Три минуты молчания. Снегирь - стр. 25
– Ты за тем меня позвал?
– Нет, не за тем… Нинка, возьми у меня гроши.
– Ты что?
– Ну, на сохранение возьми, я же всё равно размотаю.
Я стал ей совать полпачки. Она меня схватила за руки – своими руками! – я дёрнулся, выронил всё, рассыпал по полу. Нинка нагнулась и стала шарить впотьмах. Я тоже с нею шарил. Нинка мне их совала в руку, а я опять ронял. Тогда она меня оттолкнула к стенке, стала одна подбирать, потом всё сразу втиснула за пазуху, в карман. Я снова за ними полез – она вцепилась и держала меня за руки.
– Уйди! Уйди по-доброму. Ничего мне от тебя не надо! Сволочь ты, изувер!
Она уже меня не держала. Один её голос из темноты египетской, через слёзы, бухал мне в уши: «Сволочь… Изувер… Палач…»
– Не гони, я и так уйду.
– Иди! В последний раз тебя видела! Замёрзни, гад…

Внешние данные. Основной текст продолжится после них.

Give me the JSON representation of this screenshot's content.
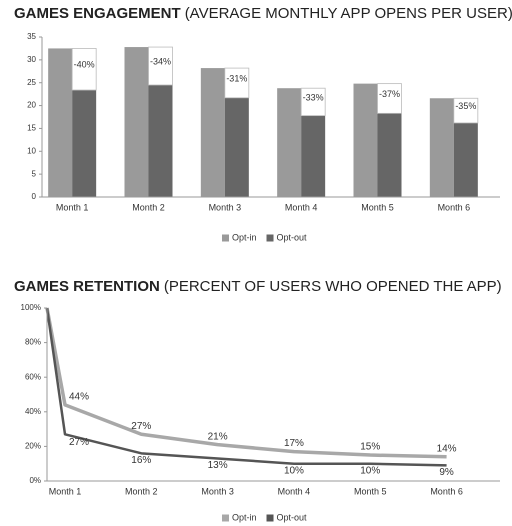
{
  "chart_data": [
    {
      "type": "bar",
      "title": "GAMES ENGAGEMENT",
      "subtitle": "(AVERAGE MONTHLY APP OPENS PER USER)",
      "categories": [
        "Month 1",
        "Month 2",
        "Month 3",
        "Month 4",
        "Month 5",
        "Month 6"
      ],
      "series": [
        {
          "name": "Opt-in",
          "color": "#9a9a9a",
          "values": [
            32.5,
            32.8,
            28.2,
            23.8,
            24.8,
            21.6
          ]
        },
        {
          "name": "Opt-out",
          "color": "#666666",
          "values": [
            23.4,
            24.5,
            21.7,
            17.8,
            18.3,
            16.2
          ]
        }
      ],
      "annotations": [
        "-40%",
        "-34%",
        "-31%",
        "-33%",
        "-37%",
        "-35%"
      ],
      "ylim": [
        0,
        35
      ],
      "yticks": [
        0,
        5,
        10,
        15,
        20,
        25,
        30,
        35
      ],
      "grid": false,
      "legend": "bottom"
    },
    {
      "type": "line",
      "title": "GAMES RETENTION",
      "subtitle": "(PERCENT OF USERS WHO OPENED THE APP)",
      "categories": [
        null,
        "Month 1",
        "Month 2",
        "Month 3",
        "Month 4",
        "Month 5",
        "Month 6"
      ],
      "series": [
        {
          "name": "Opt-in",
          "color": "#a8a8a8",
          "values": [
            100,
            44,
            27,
            21,
            17,
            15,
            14
          ],
          "value_labels": [
            null,
            "44%",
            "27%",
            "21%",
            "17%",
            "15%",
            "14%"
          ]
        },
        {
          "name": "Opt-out",
          "color": "#555555",
          "values": [
            100,
            27,
            16,
            13,
            10,
            10,
            9
          ],
          "value_labels": [
            null,
            "27%",
            "16%",
            "13%",
            "10%",
            "10%",
            "9%"
          ]
        }
      ],
      "ylim": [
        0,
        100
      ],
      "yticks": [
        {
          "value": 0,
          "label": "0%"
        },
        {
          "value": 20,
          "label": "20%"
        },
        {
          "value": 40,
          "label": "40%"
        },
        {
          "value": 60,
          "label": "60%"
        },
        {
          "value": 80,
          "label": "80%"
        },
        {
          "value": 100,
          "label": "100%"
        }
      ],
      "grid": false,
      "legend": "bottom"
    }
  ]
}
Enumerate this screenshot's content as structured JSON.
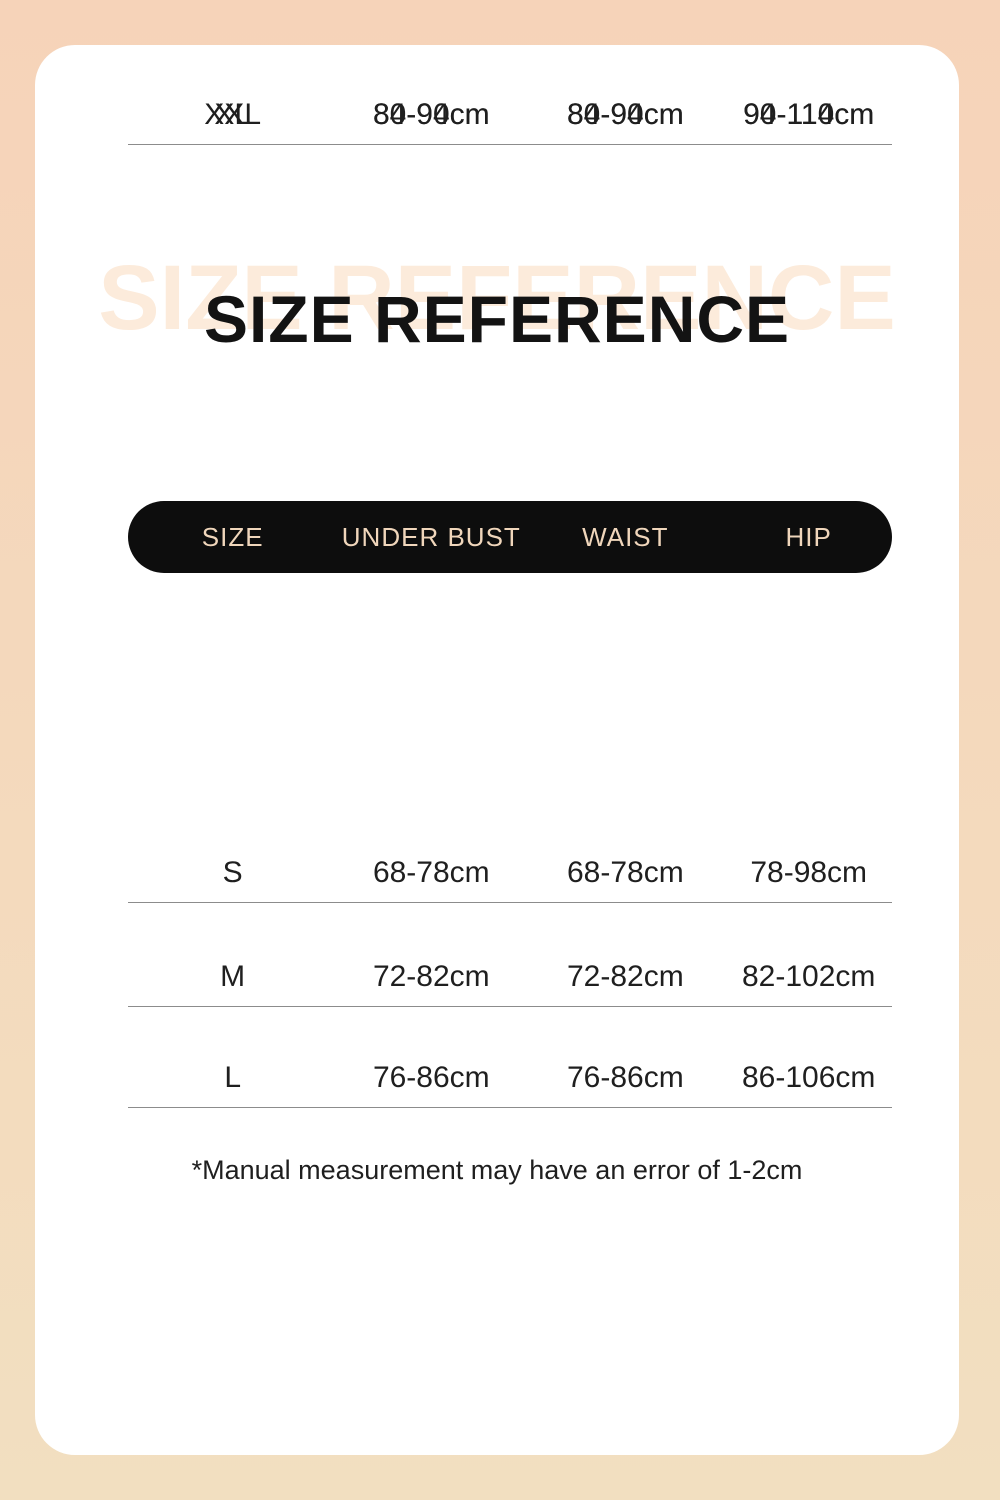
{
  "title": {
    "ghost": "SIZE REFERENCE",
    "main": "SIZE REFERENCE"
  },
  "table": {
    "columns": [
      {
        "label": "SIZE"
      },
      {
        "label": "UNDER BUST"
      },
      {
        "label": "WAIST"
      },
      {
        "label": "HIP"
      }
    ],
    "rows": [
      {
        "size": "S",
        "under_bust": "68-78cm",
        "waist": "68-78cm",
        "hip": "78-98cm"
      },
      {
        "size": "M",
        "under_bust": "72-82cm",
        "waist": "72-82cm",
        "hip": "82-102cm"
      },
      {
        "size": "L",
        "under_bust": "76-86cm",
        "waist": "76-86cm",
        "hip": "86-106cm"
      },
      {
        "size": "XL",
        "under_bust": "80-90cm",
        "waist": "80-90cm",
        "hip": "90-110cm"
      },
      {
        "size": "XXL",
        "under_bust": "84-94cm",
        "waist": "84-94cm",
        "hip": "94-114cm"
      }
    ]
  },
  "footnote": "*Manual measurement may have an error of 1-2cm",
  "colors": {
    "background_top": "#f6d3b9",
    "background_bottom": "#f2dfc0",
    "card": "#ffffff",
    "ghost_title": "#fcebdb",
    "title": "#131313",
    "header_pill": "#0d0d0d",
    "header_text": "#f0d6bb",
    "row_text": "#1f1f1f",
    "divider": "#8c8c8c"
  }
}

Я нашарил щеколду, Нинка меня оттёрла плечом и сама открыла дверь. Ветер нас ожёг колким снегом. Нинка сразу притихла, – верно, уже не рада была, что гнала меня. Но не ночевать же нам тут втроём, хотя у неё и кухонька была в этой хибаре.
Нинка спросила:
– Как же ты дойдёшь такой?
Я её погладил по плечу и пошёл с косогора. Прошёл шагов двадцать – услышал: стукнула щеколда.
С катера я всё хотел разглядеть её огонёк, но не увидел – расплылся он среди прочих. Вот так весь вечер, думаю, всё у меня невпопад. Да он ещё и не кончился, этот вечер…
Когда причаливали у морвокзала, матрос вахтенный замешкался, не вышло у него с ходу накинуть гашу, и я к нему полез отнимать её, – как он меня отпихнёт локтем!
– Отскочи, ненаглядный, в лоб засвечу!
Так, думаю, ну, быть мне сегодня битым.
Я только успел сойти на причал, они ко мне кинулись – двое чёрных, как волки в лунной степи.
– Сеня! – кричат. – Ну, теперь какие планы?
Не знаю, как у бичей, а у меня планы были в общагу идти, спать.
– А я тебе что говорил! – это Вовчик Аскольду. – Мы-то по всему городу, с ног сбились, в милицию хотели звонить, не дай бог замёрзнет, а он – спать!
– Как это понять, Сеня? Ты постарел или с нами не хочешь знаться?
Нет, вам таких корешей не иметь! Я от волнения даже сел на причальную тумбу. Ведь и вправду же я мог замёрзнуть.
– Вставай, Сень, не сиди, вредно, – они меня подняли под локти. – Пошли погреемся.
Вовчик сбоку плёлся, дышал в воротник, а Аскольд – то вперёд забежит, то приотстанет – и зубами блестел, рассказывал:
– Я ему говорю: «Вовчик, грю, это не дело, так мы Сеню потеряем, мы грех берём на душу, что его не разыскали». А он говорит: «Какой грех, он к бабе ушёл, нас забыл». Нет, думаю, он человек верный, что-то не то, вот так люди и погибают. Ну, мы на моторе к тебе в общагу, всё щас перевернём кверху килем, а там тебя знают, Сеня, ты вообще человек известный. «Ищите его на Абрам-мысу, – говорят. – Бывает, он туда ездит».
– Это кто ж сказал? Толик? Лысоватый такой?
– Неважно кто, Сень. Важно, что нашли тебя – живого, не замёрзшего!
Не иметь вам таких корешей, я честно говорю!
Так мы и до «Арктики» дошли. А оттуда уже последних вышибали, и двое милицейских на страже стояли, с гардеробщиком. Какой-то малый к ним ломился, росточком с дверь, убеждал сиплым голосом:
– Папаша, пустите кочегара, у меня ребёнок болен.
Аскольд к нему кинулся на помощь.
– И нас пустите, там наши дамы сидят в залоге!
– Нету ваших дам, – гардеробщик нам наотрез. – Уехали.